I tried not to sigh. The sun was undeniably down now. I could feel the Underground rumbling below, the rush hour slipping away into that indoors time when the kettle boiled and oil hissed in the pan. The Beggar King wanted to see me, the Aldermen were pissed off, and the night was about to begin.

“Sure,” I said. “Why the hell not?”

There are three kinds of living in London.

There’s living above stuff. In council flats, great blocks eighteen storeys high with views across same old same old, you live above someone else’s bedroom, you wear slippers, not shoes and lay carpet, not wood flooring. At night people navigate by your sitting room window, using your building as a marker through anonymous streets. Or you live above a shop, a pub, an off-licence, a hairdresser, in a little flat that smells of the trades carried on below.

Then there’s living next to something. In the streets of what’s termed the inner city, terraced Victorian houses look over little brick walls or restored iron railings from sashed bay windows and white-painted porches.

Finally, there’s living beneath something. It can be noisy neighbours walking overhead, life in the shadow of a mobile phone mast or under a flight path into Heathrow.
However you look at it, this is the worst place to be. And in Nabeela’s part of town, there was one particular big thing you could find yourself beneath.

I said, “Oh.
This
part of Kensington and Chelsea.”

Nabeela was buttoning up her coat against the rising night wind sweeping over Westbourne Park Underground station. Not that it was underground here, where Tube trains crawled in the tail-winds of expresses out of Paddington and regional behemoths heading into London from Reading and Bristol. Houses clung to the edge of the railway cutting like chalk cliffs waiting to crumble, while on the other side, looking away north, was the West Way. It showed as dark mottled concrete just high enough that from the pavement you saw only the tops of passing vans. But you could still hear the motorway, the A40 bypass raised up above West London to carry commuters quickly from the suburbs to the city, without having to muck around with the piddling places in between. Nothing could disguise the fact that this was a beneath corner of town. It was where the expensive wine bars of Kensington gave way with a shudder to the council blocks of the Harrow Road; where municipal libraries stocking works by local authors were replaced by Wormwood Scrubs prison, and sports halls yielded to skater parks.

“What do you mean,
this
part?” We’d turned out of the station and were marching down the nearest street crammed in beneath the overpass.

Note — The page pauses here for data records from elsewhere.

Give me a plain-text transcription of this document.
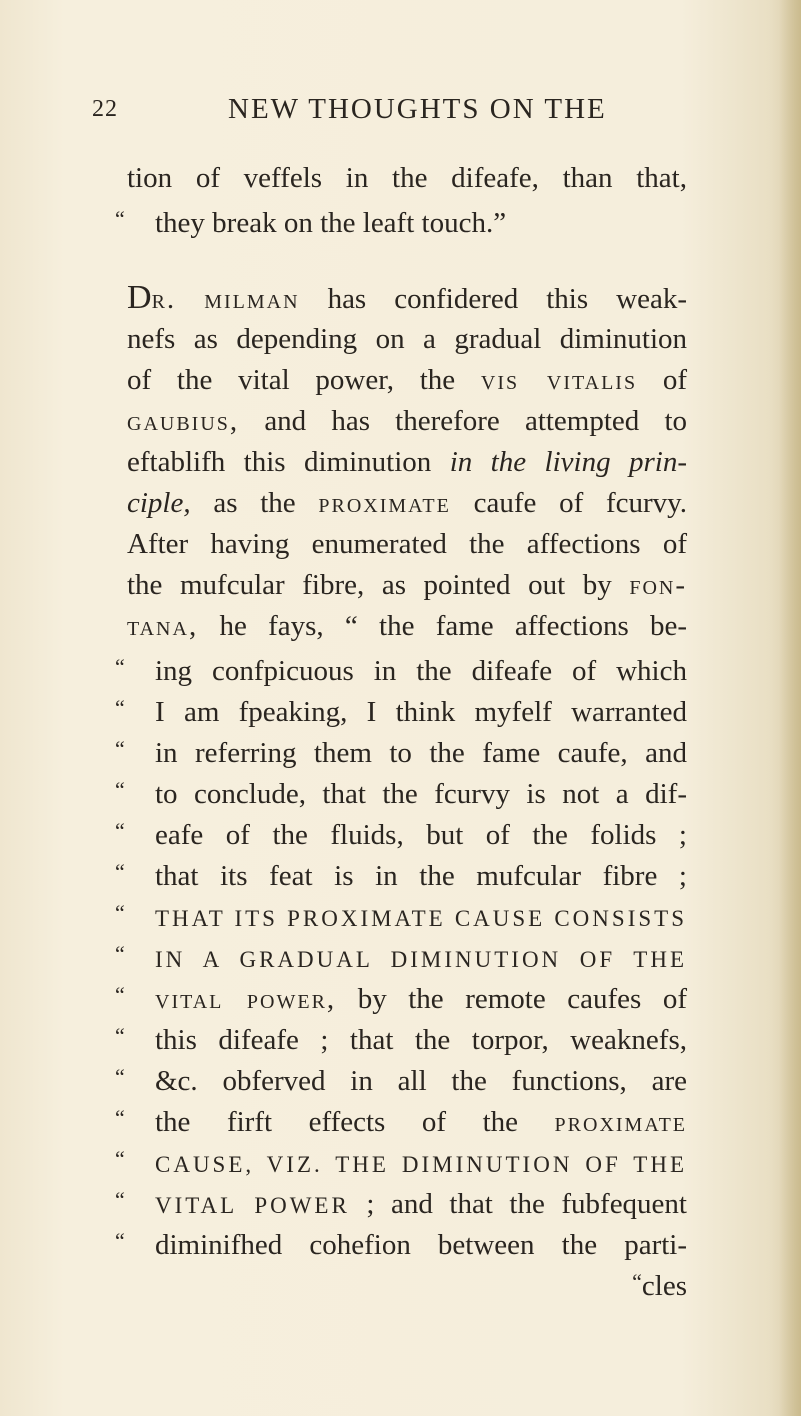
22	NEW THOUGHTS ON THE
tion of veffels in the difeafe, than that,
“ they break on the leaft touch.”
Dr. milman has confidered this weak-
nefs as depending on a gradual diminution
of the vital power, the vis vitalis of
gaubius, and has therefore attempted to
eftablifh this diminution in the living prin-
ciple, as the proximate caufe of fcurvy.
After having enumerated the affections of
the mufcular fibre, as pointed out by fon-
tana, he fays, “ the fame affections be-
“ ing confpicuous in the difeafe of which
“ I am fpeaking, I think myfelf warranted
“ in referring them to the fame caufe, and
“ to conclude, that the fcurvy is not a dif-
“ eafe of the fluids, but of the folids ;
“ that its feat is in the mufcular fibre ;
“ THAT ITS PROXIMATE CAUSE CONSISTS
“ IN A GRADUAL DIMINUTION OF THE
“ vital power, by the remote caufes of
“ this difeafe ; that the torpor, weaknefs,
“ &c. obferved in all the functions, are
“ the firft effects of the proximate
“ CAUSE, VIZ. THE DIMINUTION OF THE
“ VITAL POWER ; and that the fubfequent
“ diminifhed cohefion between the parti-
“cles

“Well, you know, you say Kensington and I think… big houses, posh cars, shops selling organic Fairtrade baby socks, Conservative central office… you know, Kensington.”

“Yes, because London’s so homogeneous all the time,
isn’t it? I mean, let’s not go jumping out of our little boxes any time soon, shall we?”

“You have lovely toes and I’ve stepped on them…”

“You leave my toes out of it!”

“I’m sure there was a point in this relationship when you wanted my help…”

“I’m still not convinced your help is worth much.”

“Thank you.”

“You’re not even dressed right.”

I stopped and looked down at myself. Charity-shop jeans going through at the knees and frayed round the bottom, a pair of worn-out trainers just thin enough to let me feel the ground beneath my feet, a T-shirt that once had invited people to Save Camley Park and was now only readable in very bright light, and a coat designed to endure all weathers and all flavours of curry sauce. I said, “What?”

“At least the arseholes in that office were dressed like proper protectors of the city.”

“Are you saying I don’t look much like the Mi… I mean, much like much?”